As “the only U.S. military Service to be established during the Information Age,” Space Force says it has “the unique opportunity to be ‘born digital’.”

WASHINGTON: Space and Missile Systems Center (SMC) is creating a new virtual testing environment to apply digital engineering techniques to space acquisition — the first step in implementing the Space Force’s just-released Vision for a Digital Service.

SMC, which is transitioning to the new Space Systems Command, “is responsible for establishing the initial digital engineering ecosystem that we will use for our pathfinder programs,” Maj. Gen. Kim Crider, Space Force chief technology innovation officer, told reporters this morning. “We’re going to stand up an initial capability this year.

“So just to be clear, this is a basically putting in place the infrastructure and integrating the digital engineering tools — the modeling tools and the data — to support the digital engineering process,” she explained. This includes the use of digital twins — computer-generated 3D models that allow engineers to experiment and test weapon systems virtually.

In fact, she noted, that cloud-based testing environment can already host unclassified work by Space Force personnel and industry contractors; it will be expanded to allow classified work in “late summer, early fall.”

And beginning this year, she elaborated, “three pathfinder programs in our SATCOM portfolio will use the environment to collaborate with industry partners, exchange digital twins, and conduct program reviews all in a digital format.”

The three programs are all related to the long-running SMC efforts to build future jam-resistant SATCOM capabilities — bundled under the Protected Anti-Jam Satellite Communications (PATS) family of systems — first as a complement (and back-up) to, and later as replacements for the Advanced Extremely High Frequency (AEHF) satellite network. They are:

  • Protected Satellite Communications (PTS), a tactical alternative to AEHF;
  • Evolved Strategic SATCOM (ESS), a future highly-protected milsatcom system; and,
  • Protected Tactical Enterprise Service (PTES), a ground system to improve cybersecurity for the Wideband Global Satcom, or WGS, satellites.

Gen. Jay Raymond, Space Force chief, stressed that the new digital vision applies not just to service acquisition, but to everything the newest military service does with a bottom-line goal of speeding decision-making.

“We’ve spent the last year building a large capability development process, and it begins with force design, moves to requirements, then moves to acquisition. And then, testing. And so this digital thread is going to be important to that entire lifecycle or that entire ecosystem.”

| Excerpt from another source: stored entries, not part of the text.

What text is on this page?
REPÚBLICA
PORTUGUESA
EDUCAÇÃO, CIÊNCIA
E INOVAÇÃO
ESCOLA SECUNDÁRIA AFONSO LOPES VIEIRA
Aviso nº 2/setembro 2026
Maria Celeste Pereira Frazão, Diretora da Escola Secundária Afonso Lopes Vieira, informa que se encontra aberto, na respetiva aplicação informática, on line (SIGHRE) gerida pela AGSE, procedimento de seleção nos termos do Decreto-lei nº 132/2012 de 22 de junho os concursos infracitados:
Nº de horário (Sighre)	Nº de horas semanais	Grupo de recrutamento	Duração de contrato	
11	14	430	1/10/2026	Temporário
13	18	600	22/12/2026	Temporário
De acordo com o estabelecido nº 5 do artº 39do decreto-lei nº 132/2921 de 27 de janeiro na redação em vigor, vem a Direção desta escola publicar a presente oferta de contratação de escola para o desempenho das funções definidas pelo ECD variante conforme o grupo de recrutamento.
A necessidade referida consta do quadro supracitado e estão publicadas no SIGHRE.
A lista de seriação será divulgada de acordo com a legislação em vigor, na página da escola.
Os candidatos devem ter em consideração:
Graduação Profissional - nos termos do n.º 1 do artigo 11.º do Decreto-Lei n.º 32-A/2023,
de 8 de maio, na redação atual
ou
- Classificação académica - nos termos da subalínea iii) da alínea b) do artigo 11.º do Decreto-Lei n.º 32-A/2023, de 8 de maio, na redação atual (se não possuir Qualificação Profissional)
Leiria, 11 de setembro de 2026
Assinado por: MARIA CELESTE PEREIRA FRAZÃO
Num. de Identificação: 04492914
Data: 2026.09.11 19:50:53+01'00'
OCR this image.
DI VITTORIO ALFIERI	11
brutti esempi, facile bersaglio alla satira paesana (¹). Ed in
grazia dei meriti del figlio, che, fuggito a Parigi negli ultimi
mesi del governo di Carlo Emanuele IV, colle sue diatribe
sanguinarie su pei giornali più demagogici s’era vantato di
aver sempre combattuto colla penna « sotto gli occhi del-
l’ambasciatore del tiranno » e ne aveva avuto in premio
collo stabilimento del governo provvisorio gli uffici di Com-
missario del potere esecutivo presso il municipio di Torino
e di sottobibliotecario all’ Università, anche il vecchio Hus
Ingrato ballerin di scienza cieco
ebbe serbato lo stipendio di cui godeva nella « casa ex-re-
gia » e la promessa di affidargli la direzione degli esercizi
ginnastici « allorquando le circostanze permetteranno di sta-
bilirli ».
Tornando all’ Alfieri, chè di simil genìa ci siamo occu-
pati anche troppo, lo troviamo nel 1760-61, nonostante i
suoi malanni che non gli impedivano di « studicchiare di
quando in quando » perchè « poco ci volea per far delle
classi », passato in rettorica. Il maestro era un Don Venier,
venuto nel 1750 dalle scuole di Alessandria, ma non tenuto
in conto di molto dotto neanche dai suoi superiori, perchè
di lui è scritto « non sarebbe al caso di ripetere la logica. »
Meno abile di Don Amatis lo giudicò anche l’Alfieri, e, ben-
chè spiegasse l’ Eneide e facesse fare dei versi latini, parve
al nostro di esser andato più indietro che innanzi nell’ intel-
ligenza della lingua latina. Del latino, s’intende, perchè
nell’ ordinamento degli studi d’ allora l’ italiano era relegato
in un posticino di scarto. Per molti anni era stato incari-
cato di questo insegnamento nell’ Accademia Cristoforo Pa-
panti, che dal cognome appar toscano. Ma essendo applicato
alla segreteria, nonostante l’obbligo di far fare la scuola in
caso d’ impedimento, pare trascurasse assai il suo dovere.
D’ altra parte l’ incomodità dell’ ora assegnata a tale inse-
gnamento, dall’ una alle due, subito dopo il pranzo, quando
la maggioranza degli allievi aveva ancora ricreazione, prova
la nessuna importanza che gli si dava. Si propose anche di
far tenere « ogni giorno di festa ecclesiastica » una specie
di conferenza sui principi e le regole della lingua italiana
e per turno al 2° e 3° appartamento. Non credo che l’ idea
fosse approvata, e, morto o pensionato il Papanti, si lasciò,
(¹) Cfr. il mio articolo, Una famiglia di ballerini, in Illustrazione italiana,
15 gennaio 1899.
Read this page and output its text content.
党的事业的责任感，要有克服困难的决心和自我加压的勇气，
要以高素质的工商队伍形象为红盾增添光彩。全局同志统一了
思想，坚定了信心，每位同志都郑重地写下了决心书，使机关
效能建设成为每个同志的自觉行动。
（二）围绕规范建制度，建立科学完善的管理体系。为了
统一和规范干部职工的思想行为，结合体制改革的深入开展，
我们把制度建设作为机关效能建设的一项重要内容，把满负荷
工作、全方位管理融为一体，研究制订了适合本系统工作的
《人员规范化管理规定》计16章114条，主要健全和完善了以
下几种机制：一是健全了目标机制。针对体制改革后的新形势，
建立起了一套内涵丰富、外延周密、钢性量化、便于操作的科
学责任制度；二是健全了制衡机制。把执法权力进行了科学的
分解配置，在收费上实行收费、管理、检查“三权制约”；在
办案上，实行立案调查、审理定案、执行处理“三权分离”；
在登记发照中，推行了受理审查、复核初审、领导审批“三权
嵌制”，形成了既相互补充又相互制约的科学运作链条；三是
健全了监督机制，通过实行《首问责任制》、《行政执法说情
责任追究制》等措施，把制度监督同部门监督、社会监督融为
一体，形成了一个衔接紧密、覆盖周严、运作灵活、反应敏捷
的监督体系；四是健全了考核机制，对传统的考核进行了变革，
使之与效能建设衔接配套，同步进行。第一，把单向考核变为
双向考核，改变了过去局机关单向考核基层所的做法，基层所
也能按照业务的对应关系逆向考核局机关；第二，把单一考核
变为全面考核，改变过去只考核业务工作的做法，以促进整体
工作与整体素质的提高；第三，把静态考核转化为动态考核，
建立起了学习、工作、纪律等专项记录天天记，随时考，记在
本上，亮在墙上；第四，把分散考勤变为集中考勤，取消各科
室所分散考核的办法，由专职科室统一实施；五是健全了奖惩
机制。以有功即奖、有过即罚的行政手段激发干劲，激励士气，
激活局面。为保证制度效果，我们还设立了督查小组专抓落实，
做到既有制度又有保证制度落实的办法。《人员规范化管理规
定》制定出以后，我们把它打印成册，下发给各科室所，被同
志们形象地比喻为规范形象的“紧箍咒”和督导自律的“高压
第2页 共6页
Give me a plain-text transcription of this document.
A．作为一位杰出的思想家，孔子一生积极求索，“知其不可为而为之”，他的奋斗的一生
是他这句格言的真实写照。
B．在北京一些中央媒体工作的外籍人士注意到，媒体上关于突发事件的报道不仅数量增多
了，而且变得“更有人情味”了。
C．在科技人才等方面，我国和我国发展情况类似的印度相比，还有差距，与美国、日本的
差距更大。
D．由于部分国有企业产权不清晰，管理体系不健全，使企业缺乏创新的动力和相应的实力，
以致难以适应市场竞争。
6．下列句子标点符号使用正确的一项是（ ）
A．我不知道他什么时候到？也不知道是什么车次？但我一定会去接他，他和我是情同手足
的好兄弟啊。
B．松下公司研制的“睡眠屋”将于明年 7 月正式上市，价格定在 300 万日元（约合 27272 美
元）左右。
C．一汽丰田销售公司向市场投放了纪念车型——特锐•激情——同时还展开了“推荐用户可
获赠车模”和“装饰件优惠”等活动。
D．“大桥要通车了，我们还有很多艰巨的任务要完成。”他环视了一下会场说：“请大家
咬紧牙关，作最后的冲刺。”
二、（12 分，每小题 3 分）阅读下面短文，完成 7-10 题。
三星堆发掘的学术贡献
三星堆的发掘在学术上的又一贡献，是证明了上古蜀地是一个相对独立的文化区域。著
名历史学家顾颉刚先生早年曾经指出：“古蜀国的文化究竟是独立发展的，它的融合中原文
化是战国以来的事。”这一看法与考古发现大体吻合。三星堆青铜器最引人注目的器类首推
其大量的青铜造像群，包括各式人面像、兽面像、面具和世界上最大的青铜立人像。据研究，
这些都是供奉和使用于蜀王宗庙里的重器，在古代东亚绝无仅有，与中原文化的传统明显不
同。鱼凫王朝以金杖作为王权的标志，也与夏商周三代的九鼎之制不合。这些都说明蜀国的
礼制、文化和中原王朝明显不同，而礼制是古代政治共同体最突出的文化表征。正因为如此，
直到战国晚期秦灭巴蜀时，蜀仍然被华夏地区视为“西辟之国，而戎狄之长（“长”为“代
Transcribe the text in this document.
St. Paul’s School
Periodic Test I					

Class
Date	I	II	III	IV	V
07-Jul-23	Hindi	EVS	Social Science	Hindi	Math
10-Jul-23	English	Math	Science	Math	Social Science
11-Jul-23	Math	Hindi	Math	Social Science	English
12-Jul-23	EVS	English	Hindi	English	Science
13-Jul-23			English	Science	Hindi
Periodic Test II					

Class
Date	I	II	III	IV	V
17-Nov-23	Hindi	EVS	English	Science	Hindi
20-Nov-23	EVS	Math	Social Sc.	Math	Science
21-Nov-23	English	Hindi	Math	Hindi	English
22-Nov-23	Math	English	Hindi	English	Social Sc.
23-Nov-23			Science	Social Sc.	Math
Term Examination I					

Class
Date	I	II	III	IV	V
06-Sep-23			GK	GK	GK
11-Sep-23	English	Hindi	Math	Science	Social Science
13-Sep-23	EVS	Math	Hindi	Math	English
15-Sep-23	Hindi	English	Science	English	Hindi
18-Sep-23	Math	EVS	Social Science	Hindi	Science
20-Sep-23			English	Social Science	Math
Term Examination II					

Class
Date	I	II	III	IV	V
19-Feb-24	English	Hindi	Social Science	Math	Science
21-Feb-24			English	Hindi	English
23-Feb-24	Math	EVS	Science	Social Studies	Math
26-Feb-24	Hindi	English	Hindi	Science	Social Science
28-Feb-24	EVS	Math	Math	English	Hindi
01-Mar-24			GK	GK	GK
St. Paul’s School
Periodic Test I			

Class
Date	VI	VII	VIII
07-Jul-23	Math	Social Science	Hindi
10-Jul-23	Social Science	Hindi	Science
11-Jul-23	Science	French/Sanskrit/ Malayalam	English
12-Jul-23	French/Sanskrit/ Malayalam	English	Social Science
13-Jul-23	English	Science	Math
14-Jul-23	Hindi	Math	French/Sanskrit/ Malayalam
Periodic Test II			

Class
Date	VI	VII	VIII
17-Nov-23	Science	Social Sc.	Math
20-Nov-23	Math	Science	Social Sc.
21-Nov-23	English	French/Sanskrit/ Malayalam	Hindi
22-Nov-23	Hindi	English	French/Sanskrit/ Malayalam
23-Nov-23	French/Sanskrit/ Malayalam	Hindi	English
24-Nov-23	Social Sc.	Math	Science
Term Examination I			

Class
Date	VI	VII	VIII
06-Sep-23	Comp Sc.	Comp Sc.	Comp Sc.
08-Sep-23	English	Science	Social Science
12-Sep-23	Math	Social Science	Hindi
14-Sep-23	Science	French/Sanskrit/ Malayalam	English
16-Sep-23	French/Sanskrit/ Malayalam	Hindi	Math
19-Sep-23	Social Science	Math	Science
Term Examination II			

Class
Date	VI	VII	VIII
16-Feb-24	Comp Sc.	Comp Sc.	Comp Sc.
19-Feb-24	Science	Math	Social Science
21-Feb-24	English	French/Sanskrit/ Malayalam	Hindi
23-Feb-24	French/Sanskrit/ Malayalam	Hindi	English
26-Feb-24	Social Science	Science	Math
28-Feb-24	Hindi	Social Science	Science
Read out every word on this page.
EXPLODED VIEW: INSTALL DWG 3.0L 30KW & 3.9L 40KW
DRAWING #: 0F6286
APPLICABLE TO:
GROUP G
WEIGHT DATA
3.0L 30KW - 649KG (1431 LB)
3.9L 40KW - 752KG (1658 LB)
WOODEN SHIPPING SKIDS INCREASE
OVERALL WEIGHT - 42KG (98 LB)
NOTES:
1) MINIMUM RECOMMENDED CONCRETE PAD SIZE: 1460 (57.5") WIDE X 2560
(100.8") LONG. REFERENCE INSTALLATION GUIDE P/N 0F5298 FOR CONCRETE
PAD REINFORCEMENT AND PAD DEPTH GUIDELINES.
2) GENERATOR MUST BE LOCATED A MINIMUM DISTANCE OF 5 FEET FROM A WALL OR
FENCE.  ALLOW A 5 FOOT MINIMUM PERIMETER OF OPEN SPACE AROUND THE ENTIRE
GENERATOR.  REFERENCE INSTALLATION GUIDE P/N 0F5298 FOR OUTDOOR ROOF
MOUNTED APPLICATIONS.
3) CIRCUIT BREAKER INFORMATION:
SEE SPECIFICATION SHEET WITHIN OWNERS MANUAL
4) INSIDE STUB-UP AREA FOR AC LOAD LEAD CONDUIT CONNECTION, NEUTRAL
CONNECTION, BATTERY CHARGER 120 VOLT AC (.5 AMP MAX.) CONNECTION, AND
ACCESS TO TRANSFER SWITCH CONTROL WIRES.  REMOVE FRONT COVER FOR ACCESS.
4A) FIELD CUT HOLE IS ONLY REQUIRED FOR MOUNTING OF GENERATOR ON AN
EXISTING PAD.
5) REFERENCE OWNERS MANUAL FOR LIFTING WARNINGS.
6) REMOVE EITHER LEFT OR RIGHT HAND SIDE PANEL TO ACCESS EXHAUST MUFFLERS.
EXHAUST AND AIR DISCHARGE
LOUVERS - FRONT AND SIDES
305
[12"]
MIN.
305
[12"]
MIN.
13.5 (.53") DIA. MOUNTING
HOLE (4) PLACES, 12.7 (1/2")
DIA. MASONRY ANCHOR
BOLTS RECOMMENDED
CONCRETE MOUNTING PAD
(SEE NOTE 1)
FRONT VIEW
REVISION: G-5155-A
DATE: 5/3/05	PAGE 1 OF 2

For example, Crider said that building a “digital headquarters” is the “second line of effort” in implementing the new vision. “These are efforts to enable incentivize data driven analytics to enhance smart decision making; automation to eliminate process delays; and collaboration tools to increase shared awareness and focus the right actions on the right problems at the right level.”

In addition, she said, Space Force is partnering with the Joint Artificial Intelligence Center (JAIC) “to apply artificial intelligence/machine learning to provide commanders with key operations intelligence information on critical, high-interest objects in seconds … accelerating our ability to detect ID and track threats.”

Raymond stressed that he sees space domain awareness as the area “most ripe for immediate wins” in implementing the new digital vision.

The “U.S. Space Force Vision for a Digital Service” touches on everything from building a modern IT infrastructure to developing new decision-making tools such as artificial intelligence (AI) to building the “technical prowess” of the work force to partnering with innovative companies.

The document is a follow-on from Raymond’s Chief of Space Operations Planning Guidance, and his “born digital” mantra for Space Force. The CSO Planning Guidance lists “Create a Digital Service to Accelerate Innovation” as one of Raymond’s five top priorities. He has consistently argued that such a transformation is necessary because China and Russia are rapidly integrating cutting edge tech that is now challenging the US military’s edge and increasing threats to space systems.

Indeed, the new vision document asserts that adversaries “”are pressing to field space, counterspace, cyberspace, and electromagnetic spectrum (EMS) capabilities more quickly than we are and, in some cases, are on pace to surpass us.”

Crider gave credit to earlier efforts by the Air Force — in particular, under the Advanced Battle Management System (ABMS) research and development  program, for allowing the Space Force to “go so fast” in getting the new acquisition testing environment stood up.

“We’re leveraging a lot of what the Air Force has been doing for some time,” she explained. For example, this includes lessons learned from the digital engineering work on the Ground Based Strategic Deterrent (GBSD) started by former Air Force acquisition czar Will Roper, as well as a number of the ABMS-developed tools.

“We’re leveraging cloudONE capability to host the models and the data for this environment,” she elaborated. “We’re leveraging platformONE as a software design factory for how we will integrate these models and how we will pull the data in. The data will be stored in … the Unified Data Library and dataONE.”

UDL, she noted, “has become the centerpiece” of Joint All Domain Command and Control (JADC2).

(Crider herself is the brain behind the creation of the UDL, which was designed to integrated space-related data, in her former position as the Air Force’s first chief data officer. As she told me in an interview last year, it now serves as a core component of dataONE, which is hosting data from multiple domains.)